Flowers, candles, and chalk-written messages surround a photograph of Heather Heyer on the spot where she was killed and 19 others injured when a car slammed into a crowd of people protesting against a white supremacist rally in Charlottesville, Virginia on Aug. 16, 2017. (Chip Somodevilla/Getty Images)
Flowers, candles, and chalk-written messages surround a photograph of Heather Heyer on the spot where she was killed and 19 others injured when a car slammed into a crowd of people protesting against a white supremacist rally in Charlottesville, Virginia on Aug. 16, 2017. (Chip Somodevilla/Getty Images)

Right-wing extremism in the United States has accelerated in recent years. The Southern Poverty Law Center claims there are approximately 900 hate groups. The movement flourishes online through forums and hate-fueled social media groups.

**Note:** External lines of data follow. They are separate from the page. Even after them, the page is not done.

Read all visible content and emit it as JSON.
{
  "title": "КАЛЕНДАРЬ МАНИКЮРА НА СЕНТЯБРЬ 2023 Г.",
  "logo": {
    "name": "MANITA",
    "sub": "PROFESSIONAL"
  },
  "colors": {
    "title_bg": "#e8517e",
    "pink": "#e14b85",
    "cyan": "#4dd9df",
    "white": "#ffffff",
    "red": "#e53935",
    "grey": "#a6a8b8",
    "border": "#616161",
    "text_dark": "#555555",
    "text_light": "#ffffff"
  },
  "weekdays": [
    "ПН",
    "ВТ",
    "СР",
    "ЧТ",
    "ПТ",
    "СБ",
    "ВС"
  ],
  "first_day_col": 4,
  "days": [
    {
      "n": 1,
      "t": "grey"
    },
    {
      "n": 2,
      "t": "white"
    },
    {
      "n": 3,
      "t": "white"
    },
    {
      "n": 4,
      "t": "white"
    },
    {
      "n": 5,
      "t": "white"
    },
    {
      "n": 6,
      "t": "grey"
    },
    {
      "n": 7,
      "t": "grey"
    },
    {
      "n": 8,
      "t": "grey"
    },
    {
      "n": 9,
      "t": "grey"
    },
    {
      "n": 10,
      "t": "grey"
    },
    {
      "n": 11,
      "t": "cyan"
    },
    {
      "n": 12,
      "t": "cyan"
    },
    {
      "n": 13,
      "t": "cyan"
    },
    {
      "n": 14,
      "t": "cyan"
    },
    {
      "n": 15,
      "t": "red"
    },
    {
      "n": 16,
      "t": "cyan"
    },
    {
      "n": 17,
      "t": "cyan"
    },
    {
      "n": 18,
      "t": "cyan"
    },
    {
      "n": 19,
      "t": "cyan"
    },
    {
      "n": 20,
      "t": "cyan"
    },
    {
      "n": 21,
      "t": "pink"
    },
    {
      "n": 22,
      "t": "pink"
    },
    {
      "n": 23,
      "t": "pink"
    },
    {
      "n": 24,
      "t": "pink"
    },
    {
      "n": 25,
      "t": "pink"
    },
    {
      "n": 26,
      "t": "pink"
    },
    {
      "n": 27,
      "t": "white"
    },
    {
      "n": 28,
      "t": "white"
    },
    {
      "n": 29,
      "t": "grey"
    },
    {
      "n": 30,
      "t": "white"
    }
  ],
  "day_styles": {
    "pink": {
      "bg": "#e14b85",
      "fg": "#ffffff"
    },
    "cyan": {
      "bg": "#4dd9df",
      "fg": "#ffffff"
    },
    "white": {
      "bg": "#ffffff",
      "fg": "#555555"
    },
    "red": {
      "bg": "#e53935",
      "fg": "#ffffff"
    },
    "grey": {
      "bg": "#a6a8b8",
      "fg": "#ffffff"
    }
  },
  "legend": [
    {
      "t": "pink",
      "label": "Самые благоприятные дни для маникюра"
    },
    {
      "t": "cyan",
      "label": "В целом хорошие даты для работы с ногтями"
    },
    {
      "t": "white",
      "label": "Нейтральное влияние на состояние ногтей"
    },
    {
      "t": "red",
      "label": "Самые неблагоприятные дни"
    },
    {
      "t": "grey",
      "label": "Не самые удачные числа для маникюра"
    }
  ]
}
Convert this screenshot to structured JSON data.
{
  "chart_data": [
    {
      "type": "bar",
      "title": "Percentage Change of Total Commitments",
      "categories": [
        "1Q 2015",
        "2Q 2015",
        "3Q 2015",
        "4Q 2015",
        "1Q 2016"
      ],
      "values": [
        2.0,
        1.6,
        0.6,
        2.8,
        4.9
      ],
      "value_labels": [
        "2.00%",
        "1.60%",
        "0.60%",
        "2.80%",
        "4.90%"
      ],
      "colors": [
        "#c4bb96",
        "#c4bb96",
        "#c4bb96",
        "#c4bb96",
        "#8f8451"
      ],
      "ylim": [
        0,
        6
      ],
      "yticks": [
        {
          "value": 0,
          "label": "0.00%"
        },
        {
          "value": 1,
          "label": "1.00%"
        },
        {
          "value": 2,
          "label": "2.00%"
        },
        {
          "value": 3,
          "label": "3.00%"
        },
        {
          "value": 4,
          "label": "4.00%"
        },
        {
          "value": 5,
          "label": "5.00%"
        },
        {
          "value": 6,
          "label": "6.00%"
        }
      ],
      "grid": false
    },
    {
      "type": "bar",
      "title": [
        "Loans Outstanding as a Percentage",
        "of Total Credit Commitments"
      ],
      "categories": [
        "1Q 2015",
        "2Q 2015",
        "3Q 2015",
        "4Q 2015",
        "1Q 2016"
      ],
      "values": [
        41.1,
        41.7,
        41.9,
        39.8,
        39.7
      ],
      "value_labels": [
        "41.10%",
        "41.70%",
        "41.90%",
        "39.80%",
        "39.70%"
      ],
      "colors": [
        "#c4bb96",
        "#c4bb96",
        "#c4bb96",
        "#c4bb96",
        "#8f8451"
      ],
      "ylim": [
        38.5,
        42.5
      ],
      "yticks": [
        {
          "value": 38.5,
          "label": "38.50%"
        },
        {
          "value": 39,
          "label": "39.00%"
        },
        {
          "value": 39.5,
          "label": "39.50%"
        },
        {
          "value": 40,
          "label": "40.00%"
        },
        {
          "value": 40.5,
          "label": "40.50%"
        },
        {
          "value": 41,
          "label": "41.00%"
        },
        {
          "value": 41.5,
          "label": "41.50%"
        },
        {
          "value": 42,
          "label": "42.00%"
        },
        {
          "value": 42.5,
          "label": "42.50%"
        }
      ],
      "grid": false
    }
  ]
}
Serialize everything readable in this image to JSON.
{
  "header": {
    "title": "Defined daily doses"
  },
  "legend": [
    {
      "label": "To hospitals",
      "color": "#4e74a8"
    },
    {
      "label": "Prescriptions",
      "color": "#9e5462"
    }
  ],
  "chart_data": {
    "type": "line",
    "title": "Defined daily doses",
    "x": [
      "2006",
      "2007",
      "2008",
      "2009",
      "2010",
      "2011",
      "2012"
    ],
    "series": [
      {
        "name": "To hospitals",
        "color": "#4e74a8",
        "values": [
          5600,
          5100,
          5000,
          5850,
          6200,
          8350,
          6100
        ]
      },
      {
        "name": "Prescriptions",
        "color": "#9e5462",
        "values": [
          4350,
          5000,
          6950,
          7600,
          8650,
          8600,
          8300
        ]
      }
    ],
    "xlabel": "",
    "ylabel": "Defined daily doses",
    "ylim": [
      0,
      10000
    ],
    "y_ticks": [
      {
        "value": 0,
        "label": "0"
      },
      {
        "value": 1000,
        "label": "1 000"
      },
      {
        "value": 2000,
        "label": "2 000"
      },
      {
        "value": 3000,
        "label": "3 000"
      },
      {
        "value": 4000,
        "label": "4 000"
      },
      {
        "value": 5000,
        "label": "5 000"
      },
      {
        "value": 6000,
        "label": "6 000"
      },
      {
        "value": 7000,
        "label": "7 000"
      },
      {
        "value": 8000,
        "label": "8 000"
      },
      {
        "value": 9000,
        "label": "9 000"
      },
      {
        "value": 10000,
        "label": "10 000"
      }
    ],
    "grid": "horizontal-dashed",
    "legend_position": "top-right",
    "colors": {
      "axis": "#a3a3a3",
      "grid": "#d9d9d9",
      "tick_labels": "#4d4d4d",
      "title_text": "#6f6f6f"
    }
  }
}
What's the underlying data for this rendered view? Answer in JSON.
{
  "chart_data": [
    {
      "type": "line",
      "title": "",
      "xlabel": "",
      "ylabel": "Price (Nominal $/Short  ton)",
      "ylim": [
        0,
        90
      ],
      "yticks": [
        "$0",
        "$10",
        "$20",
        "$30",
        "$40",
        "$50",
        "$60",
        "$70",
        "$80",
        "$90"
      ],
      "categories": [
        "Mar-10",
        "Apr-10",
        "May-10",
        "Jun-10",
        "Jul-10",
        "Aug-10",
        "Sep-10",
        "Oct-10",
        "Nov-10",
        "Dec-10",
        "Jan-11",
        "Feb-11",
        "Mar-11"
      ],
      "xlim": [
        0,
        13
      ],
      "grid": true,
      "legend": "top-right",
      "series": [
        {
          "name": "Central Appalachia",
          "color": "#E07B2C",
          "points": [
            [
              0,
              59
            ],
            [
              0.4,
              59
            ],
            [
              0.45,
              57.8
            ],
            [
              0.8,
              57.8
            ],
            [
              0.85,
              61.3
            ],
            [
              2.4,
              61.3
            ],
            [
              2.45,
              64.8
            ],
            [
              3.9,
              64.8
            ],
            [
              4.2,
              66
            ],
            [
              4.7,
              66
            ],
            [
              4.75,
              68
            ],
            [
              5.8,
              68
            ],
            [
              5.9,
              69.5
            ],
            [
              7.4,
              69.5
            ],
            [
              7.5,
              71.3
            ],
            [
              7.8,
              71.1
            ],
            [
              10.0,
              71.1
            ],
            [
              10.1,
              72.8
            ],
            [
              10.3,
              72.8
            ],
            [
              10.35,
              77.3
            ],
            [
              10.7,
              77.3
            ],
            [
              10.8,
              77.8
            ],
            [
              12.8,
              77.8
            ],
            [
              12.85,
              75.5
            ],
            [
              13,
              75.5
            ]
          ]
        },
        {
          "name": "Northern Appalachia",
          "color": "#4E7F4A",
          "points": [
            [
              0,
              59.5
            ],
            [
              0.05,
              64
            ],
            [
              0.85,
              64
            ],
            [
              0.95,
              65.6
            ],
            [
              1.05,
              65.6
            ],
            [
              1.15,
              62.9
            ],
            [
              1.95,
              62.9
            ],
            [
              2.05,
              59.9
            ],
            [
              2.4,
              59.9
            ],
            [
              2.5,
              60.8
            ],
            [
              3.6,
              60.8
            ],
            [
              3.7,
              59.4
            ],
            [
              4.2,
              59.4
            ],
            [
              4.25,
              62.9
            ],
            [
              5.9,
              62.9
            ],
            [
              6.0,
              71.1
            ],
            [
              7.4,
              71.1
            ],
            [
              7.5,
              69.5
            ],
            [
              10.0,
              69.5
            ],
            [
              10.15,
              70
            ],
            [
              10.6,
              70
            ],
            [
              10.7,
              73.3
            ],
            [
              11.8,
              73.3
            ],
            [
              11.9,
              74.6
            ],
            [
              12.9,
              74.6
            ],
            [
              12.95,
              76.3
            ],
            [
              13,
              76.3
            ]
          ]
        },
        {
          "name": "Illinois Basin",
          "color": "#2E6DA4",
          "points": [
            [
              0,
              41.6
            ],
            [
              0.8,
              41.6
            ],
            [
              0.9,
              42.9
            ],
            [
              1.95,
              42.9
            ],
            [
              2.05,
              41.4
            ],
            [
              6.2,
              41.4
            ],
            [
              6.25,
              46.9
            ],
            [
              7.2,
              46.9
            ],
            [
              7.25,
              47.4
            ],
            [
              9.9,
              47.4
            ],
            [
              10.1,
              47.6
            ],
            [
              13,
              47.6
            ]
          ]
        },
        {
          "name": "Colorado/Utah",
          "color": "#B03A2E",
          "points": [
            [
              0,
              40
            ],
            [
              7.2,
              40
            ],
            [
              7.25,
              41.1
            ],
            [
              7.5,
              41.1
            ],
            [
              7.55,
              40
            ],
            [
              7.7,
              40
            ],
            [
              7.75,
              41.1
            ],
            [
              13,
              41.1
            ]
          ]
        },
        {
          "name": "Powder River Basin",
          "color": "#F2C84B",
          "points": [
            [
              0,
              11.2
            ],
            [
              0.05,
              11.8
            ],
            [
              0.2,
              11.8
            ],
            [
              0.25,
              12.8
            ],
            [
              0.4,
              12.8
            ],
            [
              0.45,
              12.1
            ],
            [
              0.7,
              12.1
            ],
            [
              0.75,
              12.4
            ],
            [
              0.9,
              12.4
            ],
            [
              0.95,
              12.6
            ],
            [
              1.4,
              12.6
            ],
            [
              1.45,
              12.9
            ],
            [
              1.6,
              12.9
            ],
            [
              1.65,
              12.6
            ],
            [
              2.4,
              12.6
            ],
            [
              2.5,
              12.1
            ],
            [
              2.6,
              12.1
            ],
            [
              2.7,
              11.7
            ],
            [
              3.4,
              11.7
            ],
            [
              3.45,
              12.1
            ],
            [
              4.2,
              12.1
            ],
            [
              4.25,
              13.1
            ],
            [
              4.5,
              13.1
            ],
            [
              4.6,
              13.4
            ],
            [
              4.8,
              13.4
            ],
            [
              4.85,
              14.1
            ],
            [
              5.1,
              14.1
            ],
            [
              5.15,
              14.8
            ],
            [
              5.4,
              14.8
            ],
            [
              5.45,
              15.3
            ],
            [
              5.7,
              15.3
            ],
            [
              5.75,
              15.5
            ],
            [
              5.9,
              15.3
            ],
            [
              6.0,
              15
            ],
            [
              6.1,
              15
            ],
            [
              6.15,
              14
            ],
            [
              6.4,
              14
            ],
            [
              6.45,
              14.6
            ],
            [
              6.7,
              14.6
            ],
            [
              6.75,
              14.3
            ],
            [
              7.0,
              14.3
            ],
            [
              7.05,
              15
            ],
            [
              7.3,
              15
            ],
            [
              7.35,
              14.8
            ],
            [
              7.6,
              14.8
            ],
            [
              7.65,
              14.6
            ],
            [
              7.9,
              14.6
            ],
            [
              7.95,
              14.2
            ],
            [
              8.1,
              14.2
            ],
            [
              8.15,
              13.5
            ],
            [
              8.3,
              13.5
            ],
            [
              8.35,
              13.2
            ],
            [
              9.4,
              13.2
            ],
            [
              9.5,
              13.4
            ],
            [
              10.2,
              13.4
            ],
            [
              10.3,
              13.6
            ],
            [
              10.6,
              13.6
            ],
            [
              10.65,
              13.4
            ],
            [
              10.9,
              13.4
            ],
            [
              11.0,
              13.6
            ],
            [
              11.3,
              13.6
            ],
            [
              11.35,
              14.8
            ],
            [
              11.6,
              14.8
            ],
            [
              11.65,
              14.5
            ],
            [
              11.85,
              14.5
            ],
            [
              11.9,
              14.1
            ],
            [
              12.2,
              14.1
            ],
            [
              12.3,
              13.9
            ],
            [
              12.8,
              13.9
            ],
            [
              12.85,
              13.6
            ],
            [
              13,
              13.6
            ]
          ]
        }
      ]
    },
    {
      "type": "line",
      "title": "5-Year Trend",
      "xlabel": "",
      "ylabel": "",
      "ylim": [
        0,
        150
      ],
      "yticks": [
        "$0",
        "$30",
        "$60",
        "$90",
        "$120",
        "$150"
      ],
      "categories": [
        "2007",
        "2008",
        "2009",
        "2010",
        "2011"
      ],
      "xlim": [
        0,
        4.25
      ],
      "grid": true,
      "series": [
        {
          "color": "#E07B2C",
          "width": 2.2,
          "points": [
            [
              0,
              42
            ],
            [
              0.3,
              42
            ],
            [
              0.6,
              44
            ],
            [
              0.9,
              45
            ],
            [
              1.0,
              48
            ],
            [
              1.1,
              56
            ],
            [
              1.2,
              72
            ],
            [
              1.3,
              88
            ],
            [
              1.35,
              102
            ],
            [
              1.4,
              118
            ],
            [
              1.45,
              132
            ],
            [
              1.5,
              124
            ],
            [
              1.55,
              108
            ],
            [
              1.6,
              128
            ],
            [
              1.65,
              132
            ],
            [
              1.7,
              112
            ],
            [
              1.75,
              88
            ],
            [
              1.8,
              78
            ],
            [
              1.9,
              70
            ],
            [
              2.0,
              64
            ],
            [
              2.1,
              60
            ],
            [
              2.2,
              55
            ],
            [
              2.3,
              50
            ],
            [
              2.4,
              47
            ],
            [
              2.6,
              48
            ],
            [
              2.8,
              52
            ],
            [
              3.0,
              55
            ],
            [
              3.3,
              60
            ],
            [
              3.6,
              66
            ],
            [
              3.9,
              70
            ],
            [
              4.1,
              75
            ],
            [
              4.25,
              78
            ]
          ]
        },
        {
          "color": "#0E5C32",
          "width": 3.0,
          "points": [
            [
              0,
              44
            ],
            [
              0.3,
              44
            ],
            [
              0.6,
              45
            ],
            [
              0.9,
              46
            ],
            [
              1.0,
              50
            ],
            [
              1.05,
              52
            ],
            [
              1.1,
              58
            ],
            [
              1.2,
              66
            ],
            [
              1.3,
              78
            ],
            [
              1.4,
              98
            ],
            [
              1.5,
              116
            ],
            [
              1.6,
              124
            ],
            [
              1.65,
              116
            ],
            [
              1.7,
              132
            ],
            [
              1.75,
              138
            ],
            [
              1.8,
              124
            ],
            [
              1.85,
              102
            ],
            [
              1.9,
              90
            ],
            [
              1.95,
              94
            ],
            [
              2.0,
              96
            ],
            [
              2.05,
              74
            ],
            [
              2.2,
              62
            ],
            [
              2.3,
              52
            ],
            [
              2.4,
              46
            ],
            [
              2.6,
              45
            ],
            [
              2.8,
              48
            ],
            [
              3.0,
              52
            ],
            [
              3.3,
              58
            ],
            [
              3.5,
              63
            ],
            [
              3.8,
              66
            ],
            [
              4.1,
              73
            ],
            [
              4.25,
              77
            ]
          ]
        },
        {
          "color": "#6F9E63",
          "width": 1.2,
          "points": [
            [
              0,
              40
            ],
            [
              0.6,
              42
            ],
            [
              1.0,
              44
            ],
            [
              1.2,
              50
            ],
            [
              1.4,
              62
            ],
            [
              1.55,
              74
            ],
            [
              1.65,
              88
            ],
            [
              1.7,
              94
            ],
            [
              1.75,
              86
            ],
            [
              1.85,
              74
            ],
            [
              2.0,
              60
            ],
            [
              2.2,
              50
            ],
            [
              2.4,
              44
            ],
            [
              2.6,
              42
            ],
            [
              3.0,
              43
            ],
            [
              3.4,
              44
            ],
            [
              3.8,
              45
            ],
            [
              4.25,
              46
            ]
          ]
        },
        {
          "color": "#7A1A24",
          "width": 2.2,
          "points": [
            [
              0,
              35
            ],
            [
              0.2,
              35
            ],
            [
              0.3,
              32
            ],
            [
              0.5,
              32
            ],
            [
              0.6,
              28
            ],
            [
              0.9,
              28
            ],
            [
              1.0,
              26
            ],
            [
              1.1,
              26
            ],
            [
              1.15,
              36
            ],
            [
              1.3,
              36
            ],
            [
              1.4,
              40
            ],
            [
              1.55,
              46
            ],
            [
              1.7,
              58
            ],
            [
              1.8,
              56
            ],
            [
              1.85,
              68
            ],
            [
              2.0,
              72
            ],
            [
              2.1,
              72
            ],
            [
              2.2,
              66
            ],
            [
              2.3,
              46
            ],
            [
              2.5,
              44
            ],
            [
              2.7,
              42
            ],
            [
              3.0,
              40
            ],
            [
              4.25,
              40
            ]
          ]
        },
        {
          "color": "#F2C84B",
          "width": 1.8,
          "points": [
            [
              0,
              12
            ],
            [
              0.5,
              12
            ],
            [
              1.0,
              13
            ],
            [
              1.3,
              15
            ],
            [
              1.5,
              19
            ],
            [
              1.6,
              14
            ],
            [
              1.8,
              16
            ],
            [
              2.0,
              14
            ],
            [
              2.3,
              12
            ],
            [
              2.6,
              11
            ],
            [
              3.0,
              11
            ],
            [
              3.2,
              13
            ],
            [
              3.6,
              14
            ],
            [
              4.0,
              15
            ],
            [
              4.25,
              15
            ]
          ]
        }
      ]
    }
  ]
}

They incite calls for violence and evade internet suspensions and bans by altering their language to avoid violating the rules and regulations of services.  Their coded messages of hate spread by terms such as “14 words,” “1488,” “88,” and “Hail victory brother.” The American Nazi Party alone has more than 13,000 followers on Twitter. 

The presence of extremism also raises questions about the state of American democracy a century and a half after a civil war fought over the “rights” of the white ethnic majority to enslave members of the black ethnic minority. After Charlottesville, more protests are threatened by those opposing the removal of Confederate monuments.

A “just world” has eluded the United States partly because its history has been unjust. From almost exterminating the indigenous population to enslaving another to colonization and neo-colonialism, Americans have reached the point where they must now examine their past and how it shapes their present and future. 

Fifty-four years ago, Martin Luther King proclaimed, “Now is the time to make real the promises of democracy... to rise from the ...valley of segregation to the... path of racial justice....to lift our nation from the quicksands of racial injustice to the solid rock of brotherhood...to make justice a reality…I have a dream that one day this nation will rise up and live out the true meaning of its creed: ‘... all men (and women) are created equal.’”

We cannot go back.  We must respond to the racist violence in Charlottesville and elsewhere in any country by automatically and unequivocally condemning it. Americans must not ignore the level of bigotry and hatred that has caused a national crisis. 

David Kilgour, J.D., former Canadian Secretary of State for Asia-Pacific, senior member of the Canadian Parliament and nominee for the Nobel Peace Prize for his work related to the investigation of forced organ harvesting crimes against Falun Gong practitioners in China, He was a Crowne Prosecutor and longtime expert commentator of the CCP's persecution of Falun Gong and human rights issues in Africa. He co-authored Bloody Harvest: Killed for Their Organs and La Mission au Rwanda.